Six shared rooms, at the moment 15 live there but you can still squeeze them. A large kitchen with a common table, a meeting room. A makeshift accommodation was recovered in “Vacant House”uninhabited building owned by Common, in the center a stone’s throw from the university faculties, inside the walls where to find any bed (which you can’t find anyway) it takes at least 5-600 euros. But the mattresses on the floor, the chairs that act as a wardrobe and bookcase, the shared bathroom are the only solution Leopoldo, Paulo, Luca have found to continue attending the faculties ofAlma Mater to which they subscribed. “And it’s not that bad, I also have a raised bed under the mattress and the people of the neighborhood welcomed us here with great sympathy and helped us to furnish the house in some way, they even help us to do the shopping”, he says. Leopoldo, 19 years old, freshman of Economy. “My father is a carpenter and small crafts, he does not have a fixed salary, my mother is unemployed. I started looking for a house in May, I only saw prohibitive things, nothing less than 5-700 euros or only short rents for 50- 60 euros a night for a sofa. I understand they asked you 10 euros a night, but why should I stay at someone else’s house on a sofa for 50 euros a day? I’m from Florence, I could commute, that’s true. I did for two, three weeks: flixbus or train, wake up at 5 to be in class at 8, 250 euros per month of transport. Then they occupied “Casa vacante” and I decided to stay here, at the end occupy also has its political value “.

Competition from Airbnbs

A “vacant house” also came to live Luca Torini21 years old, of Padova enrolled in Political Sciences. With Tiziano Ghidelliis the “politician” of the group, the face of the collective Luna. “The theme of the house is equivalent to the theme of renunciation and the right to stay. Bologna it is leveling up on private luxury student residences, from 800 to 1,000 euros. The city is thus outsourced to private individuals who decide who can stay and study here and who cannot. There is a process of expulsion of students, an interruption of previous leases and evictions. Many young people, even children of families with two incomes, no longer have the right to citizenship in what used to be a university city par excellence and today has 4,000 apartments on Airbnb “.

Double employment plus lessons

And then there is Paola, 21, from Cosenza. “No photos and no surname – is the student’s premise – because mine are down in Calabria They do not know. They have a small bar and the bills are ruining them.
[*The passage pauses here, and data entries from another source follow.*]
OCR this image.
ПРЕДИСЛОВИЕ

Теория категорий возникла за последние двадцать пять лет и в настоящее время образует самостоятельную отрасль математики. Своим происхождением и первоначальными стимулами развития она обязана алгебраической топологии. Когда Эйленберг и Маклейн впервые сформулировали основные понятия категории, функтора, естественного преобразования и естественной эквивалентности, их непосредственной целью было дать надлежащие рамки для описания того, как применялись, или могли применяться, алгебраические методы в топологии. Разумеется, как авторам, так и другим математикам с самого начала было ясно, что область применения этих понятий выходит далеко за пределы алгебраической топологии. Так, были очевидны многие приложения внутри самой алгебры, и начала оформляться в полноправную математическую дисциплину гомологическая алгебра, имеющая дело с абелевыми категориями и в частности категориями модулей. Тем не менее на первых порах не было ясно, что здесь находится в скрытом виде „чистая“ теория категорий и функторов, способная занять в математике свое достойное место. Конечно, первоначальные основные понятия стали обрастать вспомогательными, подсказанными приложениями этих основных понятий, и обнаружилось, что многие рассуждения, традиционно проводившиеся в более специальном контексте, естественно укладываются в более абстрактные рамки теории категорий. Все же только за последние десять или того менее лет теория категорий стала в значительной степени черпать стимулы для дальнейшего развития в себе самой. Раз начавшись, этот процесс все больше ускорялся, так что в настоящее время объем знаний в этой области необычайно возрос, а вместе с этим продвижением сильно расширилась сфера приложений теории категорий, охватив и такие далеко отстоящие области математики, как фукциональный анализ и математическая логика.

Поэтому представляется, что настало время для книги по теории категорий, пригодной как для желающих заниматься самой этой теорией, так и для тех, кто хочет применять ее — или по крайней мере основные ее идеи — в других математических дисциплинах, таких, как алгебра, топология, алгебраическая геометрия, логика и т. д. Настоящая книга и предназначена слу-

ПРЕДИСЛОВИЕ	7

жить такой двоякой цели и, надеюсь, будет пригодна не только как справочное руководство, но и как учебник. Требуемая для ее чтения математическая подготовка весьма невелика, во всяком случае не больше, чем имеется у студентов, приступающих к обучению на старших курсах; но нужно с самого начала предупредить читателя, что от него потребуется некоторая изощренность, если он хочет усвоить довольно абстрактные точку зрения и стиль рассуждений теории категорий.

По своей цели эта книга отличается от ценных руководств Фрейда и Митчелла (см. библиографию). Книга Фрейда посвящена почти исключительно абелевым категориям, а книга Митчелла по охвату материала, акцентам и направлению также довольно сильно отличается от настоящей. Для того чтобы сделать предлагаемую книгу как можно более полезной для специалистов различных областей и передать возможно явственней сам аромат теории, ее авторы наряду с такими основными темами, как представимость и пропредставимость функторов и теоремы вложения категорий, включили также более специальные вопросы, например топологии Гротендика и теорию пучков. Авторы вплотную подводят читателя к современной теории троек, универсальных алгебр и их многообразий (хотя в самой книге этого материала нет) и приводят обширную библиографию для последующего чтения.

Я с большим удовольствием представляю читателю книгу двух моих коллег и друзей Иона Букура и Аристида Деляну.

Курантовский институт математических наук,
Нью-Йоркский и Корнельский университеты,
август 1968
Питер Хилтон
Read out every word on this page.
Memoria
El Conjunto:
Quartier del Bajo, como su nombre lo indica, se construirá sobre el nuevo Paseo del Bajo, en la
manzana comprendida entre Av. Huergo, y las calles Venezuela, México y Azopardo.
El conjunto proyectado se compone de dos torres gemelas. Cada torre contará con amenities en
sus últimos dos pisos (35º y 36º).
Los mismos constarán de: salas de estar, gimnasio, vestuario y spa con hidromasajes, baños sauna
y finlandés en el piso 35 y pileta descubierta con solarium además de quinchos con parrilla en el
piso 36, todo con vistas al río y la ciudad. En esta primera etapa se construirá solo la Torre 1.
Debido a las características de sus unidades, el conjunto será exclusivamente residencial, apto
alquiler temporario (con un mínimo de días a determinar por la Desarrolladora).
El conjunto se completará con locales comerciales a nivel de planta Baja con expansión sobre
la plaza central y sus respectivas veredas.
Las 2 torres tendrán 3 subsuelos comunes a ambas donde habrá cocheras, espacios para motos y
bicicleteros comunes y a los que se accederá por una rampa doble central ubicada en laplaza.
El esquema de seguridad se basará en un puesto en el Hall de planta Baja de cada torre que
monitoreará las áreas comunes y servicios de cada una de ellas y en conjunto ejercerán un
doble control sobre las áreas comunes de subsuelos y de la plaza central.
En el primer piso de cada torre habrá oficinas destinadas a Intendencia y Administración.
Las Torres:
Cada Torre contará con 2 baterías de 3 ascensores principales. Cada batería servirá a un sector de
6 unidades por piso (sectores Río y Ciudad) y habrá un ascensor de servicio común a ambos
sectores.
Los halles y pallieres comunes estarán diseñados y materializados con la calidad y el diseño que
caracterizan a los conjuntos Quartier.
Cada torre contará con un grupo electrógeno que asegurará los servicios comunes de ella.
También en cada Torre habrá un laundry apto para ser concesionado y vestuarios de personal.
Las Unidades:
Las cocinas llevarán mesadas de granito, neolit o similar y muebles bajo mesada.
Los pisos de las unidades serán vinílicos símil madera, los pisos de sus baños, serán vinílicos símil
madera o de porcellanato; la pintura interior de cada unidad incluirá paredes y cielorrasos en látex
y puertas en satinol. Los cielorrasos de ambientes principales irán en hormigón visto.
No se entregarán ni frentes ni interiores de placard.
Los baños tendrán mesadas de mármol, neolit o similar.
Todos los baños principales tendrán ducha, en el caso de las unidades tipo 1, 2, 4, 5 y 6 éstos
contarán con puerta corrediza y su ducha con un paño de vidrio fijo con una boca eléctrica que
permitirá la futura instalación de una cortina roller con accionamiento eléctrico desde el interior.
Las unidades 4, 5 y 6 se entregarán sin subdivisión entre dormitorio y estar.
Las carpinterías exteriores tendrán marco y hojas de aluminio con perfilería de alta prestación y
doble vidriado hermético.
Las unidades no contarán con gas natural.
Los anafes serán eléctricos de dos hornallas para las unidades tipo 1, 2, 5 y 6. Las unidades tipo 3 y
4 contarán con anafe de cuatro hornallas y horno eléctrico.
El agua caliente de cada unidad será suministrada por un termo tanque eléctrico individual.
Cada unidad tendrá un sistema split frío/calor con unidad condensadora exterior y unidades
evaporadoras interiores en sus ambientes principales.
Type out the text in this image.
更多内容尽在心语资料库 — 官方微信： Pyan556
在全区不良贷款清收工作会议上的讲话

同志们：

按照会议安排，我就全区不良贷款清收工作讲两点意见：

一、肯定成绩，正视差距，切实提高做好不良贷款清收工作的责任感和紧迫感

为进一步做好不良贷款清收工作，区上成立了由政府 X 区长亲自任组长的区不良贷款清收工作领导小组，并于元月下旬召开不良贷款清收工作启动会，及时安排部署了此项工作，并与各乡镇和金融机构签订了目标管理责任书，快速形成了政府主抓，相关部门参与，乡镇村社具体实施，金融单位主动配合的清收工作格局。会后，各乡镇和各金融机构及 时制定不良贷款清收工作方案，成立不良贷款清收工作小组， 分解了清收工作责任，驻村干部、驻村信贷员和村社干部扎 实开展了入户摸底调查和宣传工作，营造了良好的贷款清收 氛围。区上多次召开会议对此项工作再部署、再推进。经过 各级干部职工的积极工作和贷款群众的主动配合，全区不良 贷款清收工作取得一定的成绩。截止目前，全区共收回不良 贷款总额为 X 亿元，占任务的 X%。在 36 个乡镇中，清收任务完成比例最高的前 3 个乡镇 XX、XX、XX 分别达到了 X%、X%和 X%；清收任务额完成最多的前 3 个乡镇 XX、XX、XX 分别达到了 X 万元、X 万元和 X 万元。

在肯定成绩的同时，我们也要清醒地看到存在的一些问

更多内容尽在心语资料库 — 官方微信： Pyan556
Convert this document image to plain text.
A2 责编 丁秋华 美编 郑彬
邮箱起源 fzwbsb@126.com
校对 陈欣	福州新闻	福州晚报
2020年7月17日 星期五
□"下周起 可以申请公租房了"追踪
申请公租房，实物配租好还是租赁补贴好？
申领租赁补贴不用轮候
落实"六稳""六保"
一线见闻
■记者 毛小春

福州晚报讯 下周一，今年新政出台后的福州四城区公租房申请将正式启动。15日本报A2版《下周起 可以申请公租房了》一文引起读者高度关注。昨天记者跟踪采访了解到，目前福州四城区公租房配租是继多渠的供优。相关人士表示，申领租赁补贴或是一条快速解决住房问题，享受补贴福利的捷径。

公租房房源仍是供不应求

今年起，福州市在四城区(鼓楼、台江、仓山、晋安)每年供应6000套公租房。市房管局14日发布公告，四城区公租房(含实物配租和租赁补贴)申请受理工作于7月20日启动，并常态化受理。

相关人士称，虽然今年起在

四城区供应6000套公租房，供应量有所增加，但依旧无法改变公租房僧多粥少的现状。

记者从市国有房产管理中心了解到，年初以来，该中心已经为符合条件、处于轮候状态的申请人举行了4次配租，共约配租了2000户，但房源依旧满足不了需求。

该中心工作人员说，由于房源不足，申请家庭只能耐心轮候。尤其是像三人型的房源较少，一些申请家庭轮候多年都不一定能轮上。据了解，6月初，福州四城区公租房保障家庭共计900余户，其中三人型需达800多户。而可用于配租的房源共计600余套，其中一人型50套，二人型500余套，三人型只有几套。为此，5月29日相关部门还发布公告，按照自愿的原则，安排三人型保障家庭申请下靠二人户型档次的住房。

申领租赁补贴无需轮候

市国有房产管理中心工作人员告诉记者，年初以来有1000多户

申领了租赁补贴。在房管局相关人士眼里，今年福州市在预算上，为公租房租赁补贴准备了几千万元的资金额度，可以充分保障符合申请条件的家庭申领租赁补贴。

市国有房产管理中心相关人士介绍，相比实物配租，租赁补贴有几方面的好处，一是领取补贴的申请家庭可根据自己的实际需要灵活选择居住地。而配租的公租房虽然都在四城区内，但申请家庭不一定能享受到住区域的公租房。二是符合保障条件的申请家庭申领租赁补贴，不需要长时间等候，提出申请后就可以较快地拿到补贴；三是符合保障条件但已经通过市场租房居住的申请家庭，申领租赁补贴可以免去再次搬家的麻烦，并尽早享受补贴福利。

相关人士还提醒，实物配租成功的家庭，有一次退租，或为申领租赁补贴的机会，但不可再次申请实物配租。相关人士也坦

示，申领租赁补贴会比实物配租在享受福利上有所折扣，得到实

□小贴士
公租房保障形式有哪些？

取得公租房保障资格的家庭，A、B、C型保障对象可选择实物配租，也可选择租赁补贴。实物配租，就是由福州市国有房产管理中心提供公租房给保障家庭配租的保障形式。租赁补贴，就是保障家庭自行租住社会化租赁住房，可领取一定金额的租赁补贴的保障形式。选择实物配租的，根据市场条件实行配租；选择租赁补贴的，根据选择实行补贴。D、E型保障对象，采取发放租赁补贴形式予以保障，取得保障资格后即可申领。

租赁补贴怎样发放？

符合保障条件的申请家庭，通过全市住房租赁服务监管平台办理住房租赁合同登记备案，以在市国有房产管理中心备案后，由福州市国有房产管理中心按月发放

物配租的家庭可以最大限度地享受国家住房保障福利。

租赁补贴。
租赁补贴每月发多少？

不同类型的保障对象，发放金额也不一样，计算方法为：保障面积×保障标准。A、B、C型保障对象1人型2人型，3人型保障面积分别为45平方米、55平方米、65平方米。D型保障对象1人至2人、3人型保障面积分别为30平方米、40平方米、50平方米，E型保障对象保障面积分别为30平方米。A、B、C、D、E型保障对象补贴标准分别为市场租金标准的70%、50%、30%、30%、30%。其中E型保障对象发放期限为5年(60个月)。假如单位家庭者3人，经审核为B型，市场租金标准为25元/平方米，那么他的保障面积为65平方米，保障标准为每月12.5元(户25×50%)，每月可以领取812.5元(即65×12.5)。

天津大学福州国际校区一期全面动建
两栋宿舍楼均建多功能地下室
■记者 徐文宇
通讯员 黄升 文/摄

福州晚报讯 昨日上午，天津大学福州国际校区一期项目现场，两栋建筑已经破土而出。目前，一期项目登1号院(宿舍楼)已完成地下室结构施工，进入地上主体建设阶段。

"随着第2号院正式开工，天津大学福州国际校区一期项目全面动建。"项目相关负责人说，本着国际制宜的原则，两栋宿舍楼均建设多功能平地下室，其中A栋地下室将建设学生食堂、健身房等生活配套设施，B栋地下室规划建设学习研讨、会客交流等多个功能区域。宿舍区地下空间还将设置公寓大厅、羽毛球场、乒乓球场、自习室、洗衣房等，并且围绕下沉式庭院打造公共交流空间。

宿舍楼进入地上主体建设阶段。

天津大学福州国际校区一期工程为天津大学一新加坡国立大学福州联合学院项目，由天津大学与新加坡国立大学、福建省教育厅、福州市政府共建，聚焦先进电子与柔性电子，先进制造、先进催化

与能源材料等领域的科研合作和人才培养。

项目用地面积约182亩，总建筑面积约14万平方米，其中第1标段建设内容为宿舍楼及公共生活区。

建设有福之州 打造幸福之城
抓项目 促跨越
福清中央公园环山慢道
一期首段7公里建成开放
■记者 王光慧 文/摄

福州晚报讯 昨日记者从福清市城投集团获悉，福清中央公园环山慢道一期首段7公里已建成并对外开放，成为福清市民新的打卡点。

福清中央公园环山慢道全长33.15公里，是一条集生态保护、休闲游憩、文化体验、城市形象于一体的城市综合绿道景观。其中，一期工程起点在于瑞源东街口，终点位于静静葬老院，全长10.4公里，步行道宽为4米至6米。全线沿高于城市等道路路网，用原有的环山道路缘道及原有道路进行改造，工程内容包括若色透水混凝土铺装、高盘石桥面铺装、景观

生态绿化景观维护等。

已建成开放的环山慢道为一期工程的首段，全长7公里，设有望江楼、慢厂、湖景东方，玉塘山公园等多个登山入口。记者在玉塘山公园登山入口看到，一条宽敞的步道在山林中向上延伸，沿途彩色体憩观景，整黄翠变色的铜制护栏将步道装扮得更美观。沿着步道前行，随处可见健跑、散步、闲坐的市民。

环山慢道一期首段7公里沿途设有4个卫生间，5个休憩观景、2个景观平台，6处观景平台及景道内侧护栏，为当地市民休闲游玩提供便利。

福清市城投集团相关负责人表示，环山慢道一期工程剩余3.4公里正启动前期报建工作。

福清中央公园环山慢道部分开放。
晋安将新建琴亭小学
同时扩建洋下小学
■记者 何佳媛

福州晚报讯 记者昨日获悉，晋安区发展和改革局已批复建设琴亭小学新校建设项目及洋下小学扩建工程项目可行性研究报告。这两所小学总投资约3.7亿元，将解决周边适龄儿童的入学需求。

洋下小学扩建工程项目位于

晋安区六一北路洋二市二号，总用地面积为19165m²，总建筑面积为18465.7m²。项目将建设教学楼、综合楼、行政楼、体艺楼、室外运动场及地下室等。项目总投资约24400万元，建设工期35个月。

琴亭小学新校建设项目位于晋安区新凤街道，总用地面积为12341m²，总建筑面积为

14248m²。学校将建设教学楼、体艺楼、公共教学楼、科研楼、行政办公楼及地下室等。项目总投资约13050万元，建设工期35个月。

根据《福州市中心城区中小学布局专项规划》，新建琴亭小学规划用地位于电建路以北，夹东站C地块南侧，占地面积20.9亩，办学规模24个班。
They can’t give me more than 200 euros a month and with the scholarship of 5,200 euros a year now I can’t even pay for my accommodation anymore. The owner terminated the contract and asked us for an increase of 150 euros each, I would have had to pay 600 euros for a double bed in the suburbs. Plus the cost of the means and what it takes to survive here, impossible. I found a triple room outside Milan for 500 euros and I took two jobs: in the afternoon I babysit and try to study, hoping that the child sleeps. And in the evening, from Thursday to Sunday, I work as a waitress in a club. Except that I go to bed late at night and I am afraid with these rhythms of slowing down the deadline for exams. And I can’t afford to lose my scholarship “. Paola wants to become an interpreter.” And, you can bet, I will succeed “.